Last year, the Council began initial work on the subject of seafood traceability. It has since worked towards a consensus statement of principles and list of activities that would bring together a set of interdisciplinary voices within the Council’s network in order to explore and promote innovative ways to overcome obstacles to a workable globalized seafood traceability system. Council Members have as a result strengthened contacts with leaders of seafood businesses and foreign government authorities to realize some of the Council’s recommendations. One result is the decision of the International Commission for the Conservation of Atlantic Tunas (ICCAT) last year to develop a traceability system for all the major tuna and tuna-like species.

 Next Steps

  • Producing a Council statement, possibly in concert with other relevant Councils within the World Economic Forum’s Network of Global Agenda Councils, to promote “business-smart” policies and public-private partnerships to build a workable system of global seafood traceability
  •  Convening (and co-sponsoring / joint funding) interdisciplinary meetings among Global Agenda Council Members and different Global Agenda Councils to help explore real-world connections and solutions for the key commercial, technical and regulatory obstacles to making seafood supply fully traceable, legal and sustainable

 Developing and promoting tools: The Ocean Health Index

The Ocean Health Index (OHI), a project endorsed by the Council in 2009 to be launched in mid-2012, has the potential to help guide the way the Earth’s largest resource, our oceans, is managed. The OHI is the first global standard that is scientifically grounded and transparent. It will also have a public communications campaign. The Index, based on over 50 biophysical and socio-economic indicators, will provide an assessment of the oceans’ capacity to provide long-term benefits for human well-being. Along with a global score, each country that possesses a coastline will receive its own score. The OHI is designed to help leaders, businesses and the public make decisions that will improve ocean health. Greg Stone, Senior Vice-President and Chief Scientist for Oceans, Conservation International and Chair of the Council, explains the benefits and functioning of the OHI in more detail at:

Developing and promoting tools: A repository of ocean conservation activities

An important impediment for businesses to take action today is the plethora of efforts – organizations, NGOs, academic groups, etc. – that are working towards ocean conservation.

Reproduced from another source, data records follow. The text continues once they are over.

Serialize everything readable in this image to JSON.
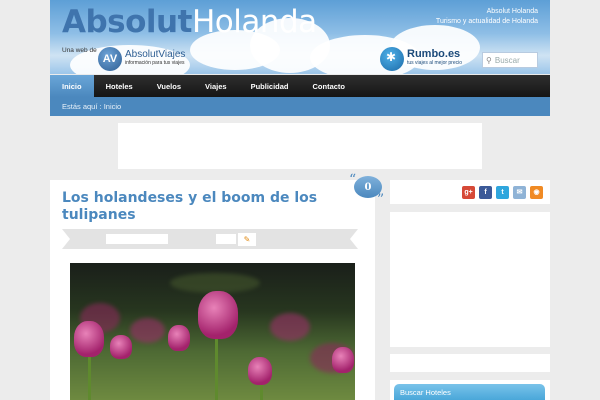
{
  "header": {
    "title_part1": "Absolut",
    "title_part2": "Holanda",
    "site_name": "Absolut Holanda",
    "tagline": "Turismo y actualidad de Holanda",
    "web_de": "Una web de",
    "av_mark": "AV",
    "av_name": "AbsolutViajes",
    "av_sub": "información para tus viajes",
    "rumbo_name": "Rumbo.es",
    "rumbo_sub": "tus viajes al mejor precio",
    "search_placeholder": "Buscar"
  },
  "nav": {
    "items": [
      {
        "label": "Inicio"
      },
      {
        "label": "Hoteles"
      },
      {
        "label": "Vuelos"
      },
      {
        "label": "Viajes"
      },
      {
        "label": "Publicidad"
      },
      {
        "label": "Contacto"
      }
    ]
  },
  "breadcrumb": {
    "text": "Estás aquí : Inicio"
  },
  "post": {
    "title": "Los holandeses y el boom de los tulipanes",
    "comment_count": "0",
    "quote_open": "“",
    "quote_close": "”"
  },
  "sidebar": {
    "social": [
      {
        "label": "g+",
        "icon": "google-plus-icon",
        "color": "#d64937"
      },
      {
        "label": "f",
        "icon": "facebook-icon",
        "color": "#3b5998"
      },
      {
        "label": "t",
        "icon": "twitter-icon",
        "color": "#2fa6dd"
      },
      {
        "label": "✉",
        "icon": "mail-icon",
        "color": "#8fb3d6"
      },
      {
        "label": "◉",
        "icon": "rss-icon",
        "color": "#f08a24"
      }
    ],
    "tab_label": "Buscar Hoteles"
  },
  "colors": {
    "accent_blue": "#4b88be",
    "nav_dark": "#1e1e1e",
    "page_bg": "#ececec"
  }
}
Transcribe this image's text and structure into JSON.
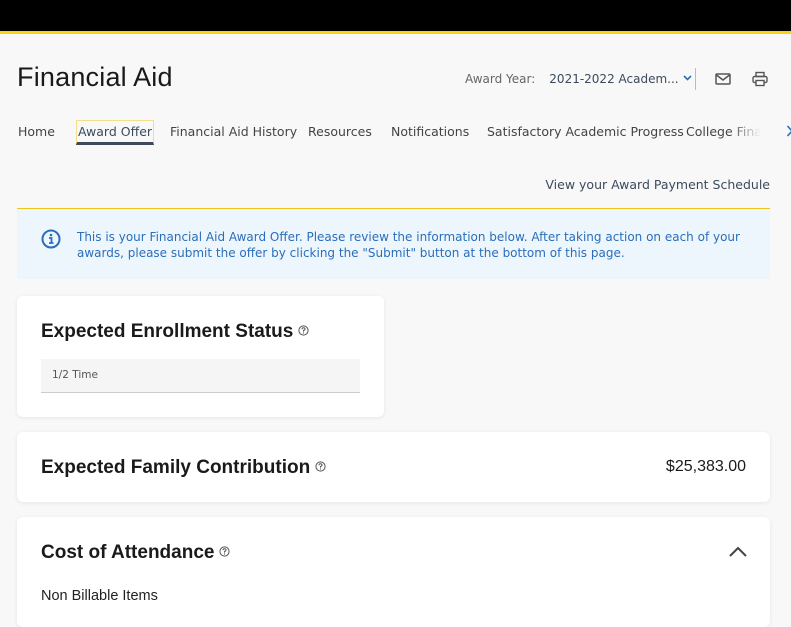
{
  "header": {
    "title": "Financial Aid",
    "award_year_label": "Award Year:",
    "award_year_value": "2021-2022 Academ...",
    "icons": {
      "mail": "mail-icon",
      "print": "print-icon"
    }
  },
  "nav": {
    "items": [
      {
        "label": "Home",
        "active": false
      },
      {
        "label": "Award Offer",
        "active": true
      },
      {
        "label": "Financial Aid History",
        "active": false
      },
      {
        "label": "Resources",
        "active": false
      },
      {
        "label": "Notifications",
        "active": false
      },
      {
        "label": "Satisfactory Academic Progress",
        "active": false
      },
      {
        "label": "College Fina",
        "active": false
      }
    ],
    "next_icon": "chevron-right-icon"
  },
  "payment_schedule_link": "View your Award Payment Schedule",
  "info_banner": {
    "icon": "info-icon",
    "text": "This is your Financial Aid Award Offer. Please review the information below. After taking action on each of your awards, please submit the offer by clicking the \"Submit\" button at the bottom of this page."
  },
  "enrollment": {
    "title": "Expected Enrollment Status",
    "value": "1/2 Time"
  },
  "efc": {
    "title": "Expected Family Contribution",
    "amount": "$25,383.00"
  },
  "cost_of_attendance": {
    "title": "Cost of Attendance",
    "expanded": true,
    "subheading": "Non Billable Items"
  },
  "colors": {
    "accent_yellow": "#fcd116",
    "link_blue": "#2a6ebb",
    "nav_active": "#3d4a5c",
    "banner_bg": "#eef6fd"
  }
}
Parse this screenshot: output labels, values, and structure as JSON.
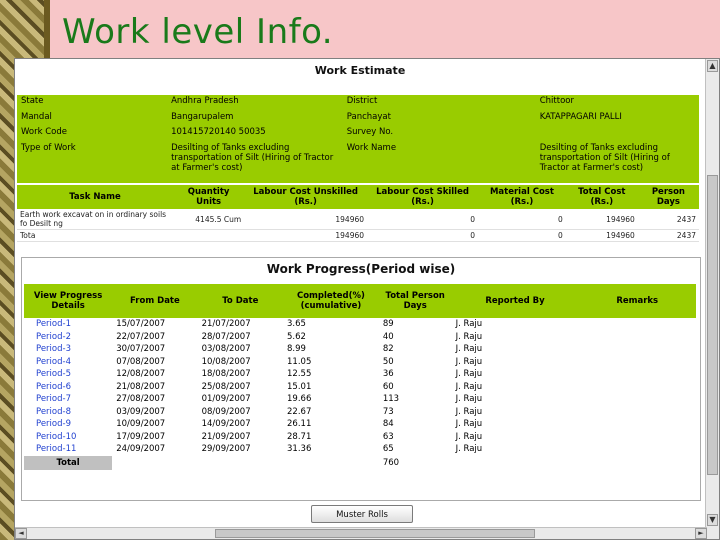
{
  "slide": {
    "title": "Work level Info."
  },
  "estimate": {
    "title": "Work Estimate",
    "info_left": [
      {
        "label": "State",
        "value": "Andhra Pradesh"
      },
      {
        "label": "Mandal",
        "value": "Bangarupalem"
      },
      {
        "label": "Work Code",
        "value": "101415720140 50035"
      },
      {
        "label": "Type of Work",
        "value": "Desilting of Tanks excluding transportation of Silt (Hiring of Tractor at Farmer's cost)"
      }
    ],
    "info_right": [
      {
        "label": "District",
        "value": "Chittoor"
      },
      {
        "label": "Panchayat",
        "value": "KATAPPAGARI PALLI"
      },
      {
        "label": "Survey No.",
        "value": ""
      },
      {
        "label": "Work Name",
        "value": "Desilting of Tanks excluding transportation of Silt (Hiring of Tractor at Farmer's cost)"
      }
    ],
    "task_headers": [
      "Task Name",
      "Quantity Units",
      "Labour Cost Unskilled (Rs.)",
      "Labour Cost Skilled (Rs.)",
      "Material Cost (Rs.)",
      "Total Cost (Rs.)",
      "Person Days"
    ],
    "tasks": [
      {
        "name": "Earth work excavat on in ordinary soils fo Desilt ng",
        "qty": "4145.5 Cum",
        "unskilled": "194960",
        "skilled": "0",
        "material": "0",
        "total": "194960",
        "days": "2437"
      },
      {
        "name": "Tota",
        "qty": "",
        "unskilled": "194960",
        "skilled": "0",
        "material": "0",
        "total": "194960",
        "days": "2437"
      }
    ]
  },
  "progress": {
    "title": "Work Progress(Period wise)",
    "headers": [
      "View Progress Details",
      "From Date",
      "To Date",
      "Completed(%) (cumulative)",
      "Total Person Days",
      "Reported By",
      "Remarks"
    ],
    "rows": [
      {
        "period": "Period-1",
        "from": "15/07/2007",
        "to": "21/07/2007",
        "completed": "3.65",
        "days": "89",
        "by": "J. Raju"
      },
      {
        "period": "Period-2",
        "from": "22/07/2007",
        "to": "28/07/2007",
        "completed": "5.62",
        "days": "40",
        "by": "J. Raju"
      },
      {
        "period": "Period-3",
        "from": "30/07/2007",
        "to": "03/08/2007",
        "completed": "8.99",
        "days": "82",
        "by": "J. Raju"
      },
      {
        "period": "Period-4",
        "from": "07/08/2007",
        "to": "10/08/2007",
        "completed": "11.05",
        "days": "50",
        "by": "J. Raju"
      },
      {
        "period": "Period-5",
        "from": "12/08/2007",
        "to": "18/08/2007",
        "completed": "12.55",
        "days": "36",
        "by": "J. Raju"
      },
      {
        "period": "Period-6",
        "from": "21/08/2007",
        "to": "25/08/2007",
        "completed": "15.01",
        "days": "60",
        "by": "J. Raju"
      },
      {
        "period": "Period-7",
        "from": "27/08/2007",
        "to": "01/09/2007",
        "completed": "19.66",
        "days": "113",
        "by": "J. Raju"
      },
      {
        "period": "Period-8",
        "from": "03/09/2007",
        "to": "08/09/2007",
        "completed": "22.67",
        "days": "73",
        "by": "J. Raju"
      },
      {
        "period": "Period-9",
        "from": "10/09/2007",
        "to": "14/09/2007",
        "completed": "26.11",
        "days": "84",
        "by": "J. Raju"
      },
      {
        "period": "Period-10",
        "from": "17/09/2007",
        "to": "21/09/2007",
        "completed": "28.71",
        "days": "63",
        "by": "J. Raju"
      },
      {
        "period": "Period-11",
        "from": "24/09/2007",
        "to": "29/09/2007",
        "completed": "31.36",
        "days": "65",
        "by": "J. Raju"
      }
    ],
    "total_label": "Total",
    "total_days": "760"
  },
  "muster_button": "Muster Rolls",
  "colors": {
    "header_green": "#99cc00",
    "link_blue": "#1f3fcf",
    "slide_bg": "#f7c6c8",
    "title_green": "#1a7a1a"
  }
}
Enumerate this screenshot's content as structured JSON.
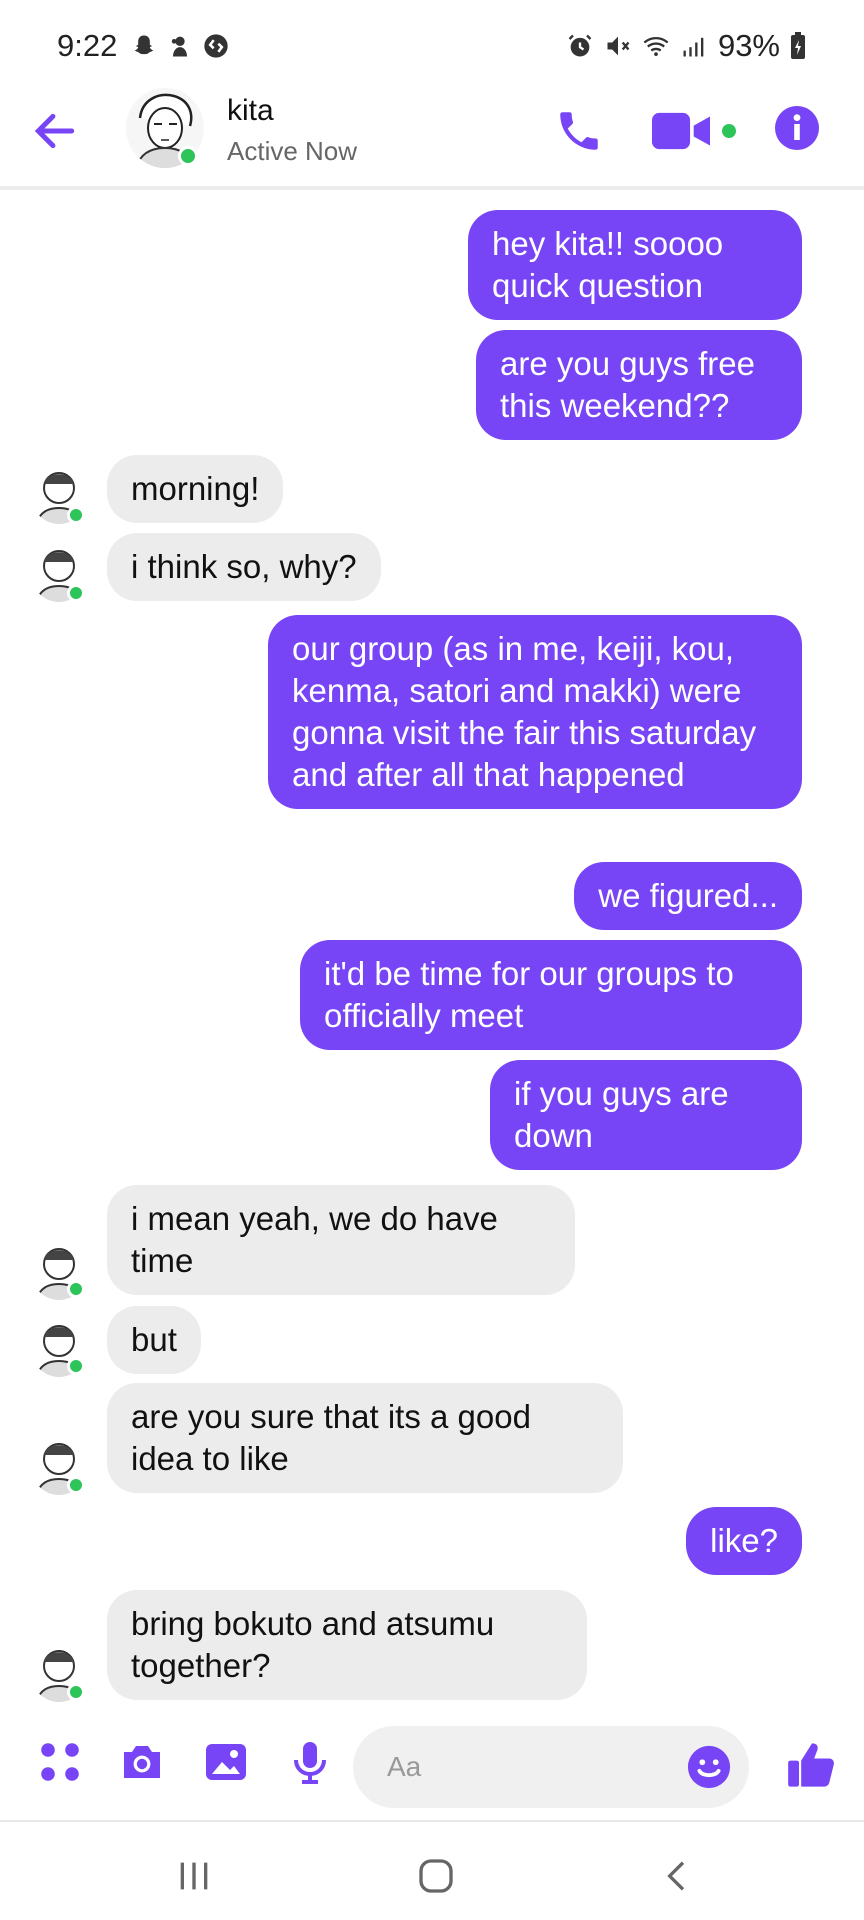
{
  "status_bar": {
    "time": "9:22",
    "battery": "93%",
    "icons": [
      "snapchat-icon",
      "notification-icon",
      "shazam-icon",
      "alarm-icon",
      "mute-icon",
      "wifi-icon",
      "signal-icon",
      "battery-charging-icon"
    ]
  },
  "header": {
    "contact_name": "kita",
    "contact_status": "Active Now",
    "accent": "#7745f5",
    "online_color": "#2dc45a"
  },
  "messages": [
    {
      "side": "out",
      "text": "hey kita!! soooo quick question"
    },
    {
      "side": "out",
      "text": "are you guys free this weekend??"
    },
    {
      "side": "in",
      "text": "morning!"
    },
    {
      "side": "in",
      "text": "i think so, why?"
    },
    {
      "side": "out",
      "text": "our group (as in me, keiji, kou, kenma, satori and makki) were gonna visit the fair this saturday and after all that happened"
    },
    {
      "side": "out",
      "text": "we figured..."
    },
    {
      "side": "out",
      "text": "it'd be time for our groups to officially meet"
    },
    {
      "side": "out",
      "text": "if you guys are down"
    },
    {
      "side": "in",
      "text": "i mean yeah, we do have time"
    },
    {
      "side": "in",
      "text": "but"
    },
    {
      "side": "in",
      "text": "are you sure that its a good idea to like"
    },
    {
      "side": "out",
      "text": "like?"
    },
    {
      "side": "in",
      "text": "bring bokuto and atsumu together?"
    }
  ],
  "composer": {
    "placeholder": "Aa"
  }
}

This creates redundancies, and the necessity to create more interlinkages between initiatives is clear. The Council has recently decided to gather such efforts and create a repository of relevant activities, as a guide for decision-makers across different sectors.

 The next steps

Oceans are the primary life support system of Earth and the future of humanity is dependent on their sustainable use. Multistakeholder engagement is essential to ensuring that the relationship between industrial activity and the oceans can prosper – we must seek solutions that align science, policy and business. The Global Agenda Council on Oceans has created a framework and a set of priorities to further engage the business sector in thinking through solutions for sound ocean management. This constitutes the backdrop against which the Council will concentrate its efforts in the year to come.


 The opinions expressed here are those of the individual members of the Council and not of the World Economic Forum or any institutions to which they are affiliated.